Detroit Symphony Orchestra/Leonard Slatkin – Mother Goose & Scheherazade – Jean-Yves Thibaudet plays James MacMillan’s The Mysteries of Light [live webcast]

Ravel
Ma Mère l’oye – Suite
James MacMillan
Piano Concerto No.3 (The Mysteries of Light)
Rimsky-Korsakov
Scheherazade – Symphonic Suite, Op.35

Jean-Yves Thibaudet (piano)

Detroit Symphony Orchestra
Leonard Slatkin


Reviewed by: Colin Anderson

Reviewed: 22 March, 2014
Venue: Orchestra Hall, Detroit, Michigan

Jean-Yves ThibaudetIt was fantasy and fairy-tales live from Detroit to the World (arriving at midnight in London). Leonard Slatkin opened with Mother Goose. Although the first secrecy was getting sound and picture, for the line to me went dead just before the Ravel started (and, ironically, as the sponsors of the webcast were being thanked!) and only returned during the second movement. (A bit of local-to-me difficulty, I think.) Nevertheless, from what was heard, this was an evocative and sensitive outing, with some very expressive solo contributions. The final movement, ‘Le jardin féerique’, as ever had one spellbound and moved in its exquisitely crafted poignancy and ineffable beauty. A shame though not to have the complete score, for the introductory movement and the interludes are also of great quality and add immeasurably to the work’s stature. No doubt Slatkin will do it this way as part of his ultra-complete Ravel survey for Naxos in Lyon.

There followed James MacMillan’s most-recent Piano Concerto, ‘The Mysteries of Light’ (2011), which “attempts to revive the ancient practice of writing music based on the structure of the Rosary.” This 25-minute work, “based on a set of meditations introduced to the Rosary in 2002 by John Paul II – the Luminous Mysteries”, divides as follows:

  • Baptisma Iesu Christi
  • Miraculum in Cana
  • Proclamatio Regni Dei
  • Transfiguratio Domini Nostri
  • Institutio Eucharistiae
    So, cue miracles, proclamations and transfigurations. The first section of this playing-continuously concerto includes much glitter and pealing from the piano for the Birth of Jesus Christ. There is also significant percussion colour, and an inclusive approach to popular idioms. Across the whole are solemn summonses, the use of plainsong, some beatific meditation and ear-catching refrains. The music can be garish as part of a stylistic melting pot, certainly vivid and filmic but rarely suggesting itself as anything much beyond these ingredients. Maybe it’s the piano itself that offers kinship with the music of Messiaen, and not just Turangalîla.
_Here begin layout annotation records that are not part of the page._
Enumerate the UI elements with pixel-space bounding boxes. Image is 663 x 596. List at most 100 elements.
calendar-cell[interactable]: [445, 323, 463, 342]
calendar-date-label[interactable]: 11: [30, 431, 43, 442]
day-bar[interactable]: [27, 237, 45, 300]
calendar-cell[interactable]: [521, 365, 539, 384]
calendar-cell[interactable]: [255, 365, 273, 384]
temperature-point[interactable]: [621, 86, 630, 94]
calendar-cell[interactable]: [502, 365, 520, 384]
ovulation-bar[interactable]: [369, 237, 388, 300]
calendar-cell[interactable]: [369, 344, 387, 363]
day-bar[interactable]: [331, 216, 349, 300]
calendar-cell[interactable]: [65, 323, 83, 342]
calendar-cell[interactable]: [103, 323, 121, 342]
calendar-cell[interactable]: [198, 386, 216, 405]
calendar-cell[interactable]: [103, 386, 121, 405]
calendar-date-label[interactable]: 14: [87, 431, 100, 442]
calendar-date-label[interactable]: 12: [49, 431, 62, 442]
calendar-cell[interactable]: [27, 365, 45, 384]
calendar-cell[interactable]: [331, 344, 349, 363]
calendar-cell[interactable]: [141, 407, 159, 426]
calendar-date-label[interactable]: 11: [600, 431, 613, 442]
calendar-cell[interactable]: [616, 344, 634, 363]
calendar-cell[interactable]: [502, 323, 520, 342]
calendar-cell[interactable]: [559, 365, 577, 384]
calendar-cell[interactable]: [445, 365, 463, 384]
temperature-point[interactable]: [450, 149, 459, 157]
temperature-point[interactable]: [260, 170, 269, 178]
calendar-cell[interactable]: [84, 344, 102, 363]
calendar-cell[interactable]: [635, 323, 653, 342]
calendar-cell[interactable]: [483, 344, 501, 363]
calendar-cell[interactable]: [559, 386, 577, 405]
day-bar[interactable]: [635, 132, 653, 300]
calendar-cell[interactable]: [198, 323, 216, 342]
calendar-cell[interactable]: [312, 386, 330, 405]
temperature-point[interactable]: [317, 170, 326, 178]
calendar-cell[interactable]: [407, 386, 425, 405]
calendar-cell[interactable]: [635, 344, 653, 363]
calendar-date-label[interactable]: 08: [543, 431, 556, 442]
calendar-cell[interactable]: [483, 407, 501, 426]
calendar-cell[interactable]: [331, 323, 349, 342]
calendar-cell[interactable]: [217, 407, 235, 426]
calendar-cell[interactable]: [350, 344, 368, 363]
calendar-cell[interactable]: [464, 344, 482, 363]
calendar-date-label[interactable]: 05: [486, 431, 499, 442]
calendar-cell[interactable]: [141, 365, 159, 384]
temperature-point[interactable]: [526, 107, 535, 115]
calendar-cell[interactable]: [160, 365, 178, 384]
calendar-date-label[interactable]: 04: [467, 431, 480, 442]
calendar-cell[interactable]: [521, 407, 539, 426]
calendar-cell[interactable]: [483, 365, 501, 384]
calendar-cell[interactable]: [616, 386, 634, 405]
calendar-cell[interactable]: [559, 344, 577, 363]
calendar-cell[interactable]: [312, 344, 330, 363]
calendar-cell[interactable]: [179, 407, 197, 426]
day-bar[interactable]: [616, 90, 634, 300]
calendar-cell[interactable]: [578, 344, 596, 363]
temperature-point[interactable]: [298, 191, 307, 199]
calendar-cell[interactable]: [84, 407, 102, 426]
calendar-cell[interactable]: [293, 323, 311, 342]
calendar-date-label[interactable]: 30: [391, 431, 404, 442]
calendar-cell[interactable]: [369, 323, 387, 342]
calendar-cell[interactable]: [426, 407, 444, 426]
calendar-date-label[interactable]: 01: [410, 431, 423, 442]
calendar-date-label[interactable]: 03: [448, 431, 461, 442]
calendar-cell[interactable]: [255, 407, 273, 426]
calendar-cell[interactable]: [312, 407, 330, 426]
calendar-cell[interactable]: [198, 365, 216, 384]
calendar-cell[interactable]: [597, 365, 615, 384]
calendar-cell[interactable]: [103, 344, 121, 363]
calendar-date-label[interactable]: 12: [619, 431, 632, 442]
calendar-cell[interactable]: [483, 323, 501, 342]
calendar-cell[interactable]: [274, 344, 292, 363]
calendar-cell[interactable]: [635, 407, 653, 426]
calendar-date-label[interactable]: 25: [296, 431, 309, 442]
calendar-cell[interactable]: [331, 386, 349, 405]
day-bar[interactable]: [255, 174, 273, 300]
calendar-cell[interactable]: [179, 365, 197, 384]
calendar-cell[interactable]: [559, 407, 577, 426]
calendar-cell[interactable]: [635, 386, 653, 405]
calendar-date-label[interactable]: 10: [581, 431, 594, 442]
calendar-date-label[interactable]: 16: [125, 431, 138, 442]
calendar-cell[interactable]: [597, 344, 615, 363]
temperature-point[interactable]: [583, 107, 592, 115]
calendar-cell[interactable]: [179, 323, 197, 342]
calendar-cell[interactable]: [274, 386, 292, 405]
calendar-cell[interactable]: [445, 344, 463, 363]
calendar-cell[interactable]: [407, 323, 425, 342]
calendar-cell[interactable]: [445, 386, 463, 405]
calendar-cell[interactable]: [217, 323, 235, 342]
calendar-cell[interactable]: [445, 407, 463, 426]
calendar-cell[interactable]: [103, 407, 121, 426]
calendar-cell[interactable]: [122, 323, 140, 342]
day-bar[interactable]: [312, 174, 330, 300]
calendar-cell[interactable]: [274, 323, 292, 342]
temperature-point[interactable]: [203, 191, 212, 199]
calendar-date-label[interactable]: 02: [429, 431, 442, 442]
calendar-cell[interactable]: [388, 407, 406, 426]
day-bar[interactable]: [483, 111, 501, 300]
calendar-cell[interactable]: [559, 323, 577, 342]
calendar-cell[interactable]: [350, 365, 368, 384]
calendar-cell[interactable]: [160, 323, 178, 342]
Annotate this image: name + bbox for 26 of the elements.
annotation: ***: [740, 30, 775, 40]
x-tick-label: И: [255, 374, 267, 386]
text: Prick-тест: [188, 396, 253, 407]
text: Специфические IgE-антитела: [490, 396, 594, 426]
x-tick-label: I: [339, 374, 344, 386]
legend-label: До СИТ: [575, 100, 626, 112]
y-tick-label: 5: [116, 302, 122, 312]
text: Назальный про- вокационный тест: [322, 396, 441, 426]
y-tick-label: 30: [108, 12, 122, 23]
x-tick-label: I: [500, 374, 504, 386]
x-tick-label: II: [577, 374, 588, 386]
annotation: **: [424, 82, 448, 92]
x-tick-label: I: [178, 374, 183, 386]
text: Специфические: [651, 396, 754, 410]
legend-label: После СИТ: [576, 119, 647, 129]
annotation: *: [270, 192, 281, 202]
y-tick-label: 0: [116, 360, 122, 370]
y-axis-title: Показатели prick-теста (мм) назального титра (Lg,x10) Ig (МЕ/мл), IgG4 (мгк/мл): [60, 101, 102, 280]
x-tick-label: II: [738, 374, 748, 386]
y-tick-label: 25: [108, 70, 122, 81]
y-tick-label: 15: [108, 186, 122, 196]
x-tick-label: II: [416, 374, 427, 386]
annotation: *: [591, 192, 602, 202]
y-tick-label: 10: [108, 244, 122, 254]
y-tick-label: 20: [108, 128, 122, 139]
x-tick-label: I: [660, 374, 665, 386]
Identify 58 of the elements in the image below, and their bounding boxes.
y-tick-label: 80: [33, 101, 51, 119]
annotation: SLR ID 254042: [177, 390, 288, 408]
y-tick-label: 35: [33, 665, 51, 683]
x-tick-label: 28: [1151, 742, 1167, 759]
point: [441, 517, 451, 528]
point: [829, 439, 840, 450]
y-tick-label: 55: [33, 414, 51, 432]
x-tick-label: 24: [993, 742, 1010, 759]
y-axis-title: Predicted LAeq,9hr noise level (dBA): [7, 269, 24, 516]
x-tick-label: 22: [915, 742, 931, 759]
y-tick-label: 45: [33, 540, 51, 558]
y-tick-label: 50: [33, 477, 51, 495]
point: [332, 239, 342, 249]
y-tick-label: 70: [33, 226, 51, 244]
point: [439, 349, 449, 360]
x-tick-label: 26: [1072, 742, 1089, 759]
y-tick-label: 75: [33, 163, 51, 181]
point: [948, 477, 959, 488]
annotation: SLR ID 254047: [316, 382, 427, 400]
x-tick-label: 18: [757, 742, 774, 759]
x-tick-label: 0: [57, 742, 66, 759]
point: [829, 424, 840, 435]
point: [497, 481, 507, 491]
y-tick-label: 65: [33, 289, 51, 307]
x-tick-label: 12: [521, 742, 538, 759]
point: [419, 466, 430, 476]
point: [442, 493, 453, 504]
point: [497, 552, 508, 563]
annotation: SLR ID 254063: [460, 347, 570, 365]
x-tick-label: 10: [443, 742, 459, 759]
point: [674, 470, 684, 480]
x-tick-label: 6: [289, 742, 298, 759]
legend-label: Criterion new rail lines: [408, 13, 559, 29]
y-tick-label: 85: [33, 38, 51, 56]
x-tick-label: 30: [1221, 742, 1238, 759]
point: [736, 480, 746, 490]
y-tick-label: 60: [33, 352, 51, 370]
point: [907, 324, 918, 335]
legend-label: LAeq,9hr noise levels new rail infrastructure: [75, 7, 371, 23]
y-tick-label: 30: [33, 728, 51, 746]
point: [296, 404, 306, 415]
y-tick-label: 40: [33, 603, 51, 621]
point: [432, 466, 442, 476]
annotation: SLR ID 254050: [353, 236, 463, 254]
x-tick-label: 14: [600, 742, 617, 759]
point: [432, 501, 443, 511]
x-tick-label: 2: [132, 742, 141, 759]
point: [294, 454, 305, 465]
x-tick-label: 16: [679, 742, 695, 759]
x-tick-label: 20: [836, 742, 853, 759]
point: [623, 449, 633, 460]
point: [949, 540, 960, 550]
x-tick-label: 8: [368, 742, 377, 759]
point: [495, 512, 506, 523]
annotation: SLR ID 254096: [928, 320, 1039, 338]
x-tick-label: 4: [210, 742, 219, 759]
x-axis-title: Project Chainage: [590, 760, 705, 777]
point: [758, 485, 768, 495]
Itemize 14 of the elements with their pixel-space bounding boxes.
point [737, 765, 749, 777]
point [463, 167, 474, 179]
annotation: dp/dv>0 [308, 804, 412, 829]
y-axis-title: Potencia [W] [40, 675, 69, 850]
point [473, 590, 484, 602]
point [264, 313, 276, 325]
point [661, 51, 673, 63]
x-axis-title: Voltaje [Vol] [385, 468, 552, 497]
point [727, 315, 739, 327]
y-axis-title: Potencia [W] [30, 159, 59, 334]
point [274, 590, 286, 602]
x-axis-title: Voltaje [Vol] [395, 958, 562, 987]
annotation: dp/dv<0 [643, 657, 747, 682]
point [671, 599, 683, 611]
This is music with an undemanding appeal (including reminders of MacMillan’s percussion concerto, Veni, Veni, Emmanuel), and sacred moments that had one thinking of Pärt and Gubaidulina, and with a loud ending that seemed curiously inconsequential. So, doubts from your reviewer, but none about the scintillating performance given by Jean-Yves Thibaudet, the Detroiters and Leonard Slatkin.

    Leonard Slatkin. Photograph: © Matthew H. StarlingAs an encore, Thibaudet offered a Chopin Nocturne, unfortunately interrupted again by a lack of signal (for me), but it was a wonderfully flowing and candid approach from the pianist, as if extemporised, with the left-hand rhythms more marked than usual, offering something down to earth rather than rarefied, and rather special.

    After the interval, there was a superb Scheherazade, full of colour, exuberance and tenderness. DSO Concertmaster Yoonshin Song was perfectly cast in the role of the story-telling Princess, and she played with seductive lyricism. Her fellow principals were no-less charismatic. This is a score easy to take for granted, or even to dismiss, yet it has wonderful invention and is superbly orchestrated (like Ravel, Rimsky-Korsakov was a master in this respect), and when a conductor takes the score on trust and without tinkering with it and exaggerating it – move over, Stokowski and Gergiev! – then a treat is in store, as here, in a keenly observed account played with character and commitment.